Children transferred to an isolated unit at a maximum-security adult prison in Perth have made multiple suicide and self-harm attempts within weeks of the move.
A group of 17 boys, aged as young as 14 and mostly Indigenous, were shifted last month from Banksia Hill detention centre to a new unit at nearby Casuarina prison.
Between their arrival on July 20 and August 8, there were three attempted suicides and 13 minor self-harm attempts at the facility known as Unit 18.
The figures were provided by Western Australia's government in parliament on Thursday in response to a question from Greens upper house MP Brad Pettitt.
Government MP Matthew Swinbourn, representing the corrective services minister in the Legislative Council, confirmed four children had been involved in a self-harm attempt last week which resulted in one boy being hospitalised.
The boy returned from hospital the same day with no further medical intervention required and was provided with mental health support, he said.
Officials have said they were left with no choice but to transfer the boys to Unit 18 because they had been destroying property, escaping from their cells, assaulting staff and harming themselves.
They have promised the detainees will be kept away from adult prisoners in safe and secure units while repair works are completed at Banksia Hill.
The number of self-harm and attempted suicide incidents at Banksia Hill has spiked over the past three years.
Megan Krakouer, from the National Suicide Prevention and Trauma Recovery Project, said there was an "ongoing crisis" in youth detention.
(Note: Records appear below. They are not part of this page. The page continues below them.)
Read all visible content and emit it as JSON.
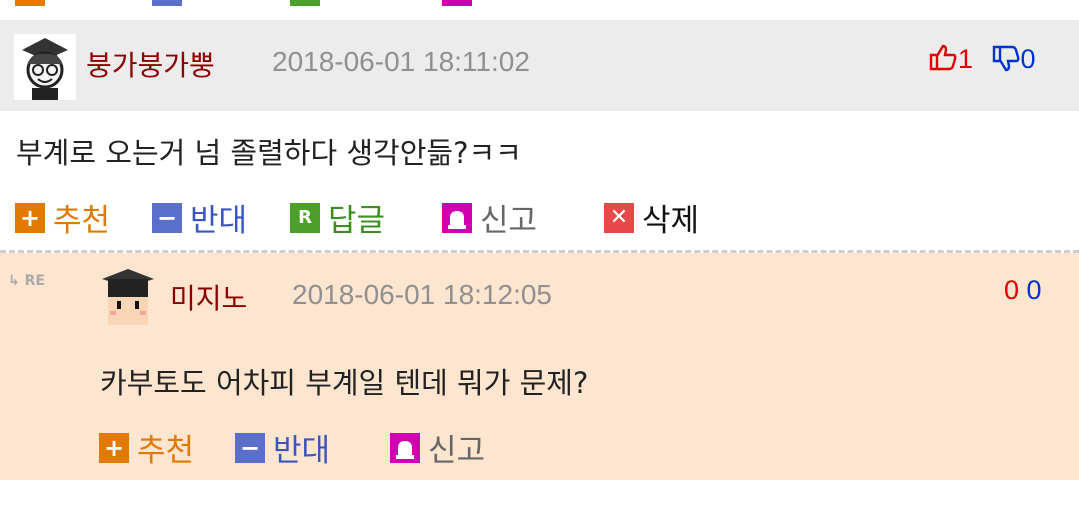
{
  "comment": {
    "nickname": "붕가붕가뿡",
    "date": "2018-06-01 18:11:02",
    "up_count": "1",
    "down_count": "0",
    "text": "부계로 오는거 넘 졸렬하다 생각안듦?ㅋㅋ",
    "actions": {
      "recommend": "추천",
      "oppose": "반대",
      "reply": "답글",
      "report": "신고",
      "delete": "삭제"
    }
  },
  "reply": {
    "re_label": "RE",
    "nickname": "미지노",
    "date": "2018-06-01 18:12:05",
    "up_count": "0",
    "down_count": "0",
    "text": "카부토도 어차피 부계일 텐데 뭐가 문제?",
    "actions": {
      "recommend": "추천",
      "oppose": "반대",
      "report": "신고"
    }
  },
  "colors": {
    "recommend": "#e07a00",
    "oppose": "#3a55c0",
    "reply": "#3c8f1f",
    "report": "#d000b0",
    "delete": "#e84848",
    "nickname": "#8b0000",
    "reply_background": "#fde5cf",
    "header_background": "#ececec"
  }
}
"The self-harms will continue this year, next year and the year after unless we radically reform the system," she said on Friday.
Corrective Services Minister Bill Johnston this week said the remaining detainees at Banksia Hill were now in a "much better" environment.
"It was not functioning to have these young offenders causing violence at Banksia Hill, so that the other kids ... were not getting the services they need because the facility was constantly going into lockdown," he told reporters.
He said the boys at Unit 18 had access to education, cultural, medical and psychological services and secure recreation facilities.
They were being regularly assessed and would be returned to Banksia Hill once it was deemed safe for them to do so, he said.
An independent inspector this year found some boys at Banksia Hill were spending as little as one hour a day outside their cells, in violation of their human rights.
About 600 past and present detainees have signed up for a planned class action against the state government.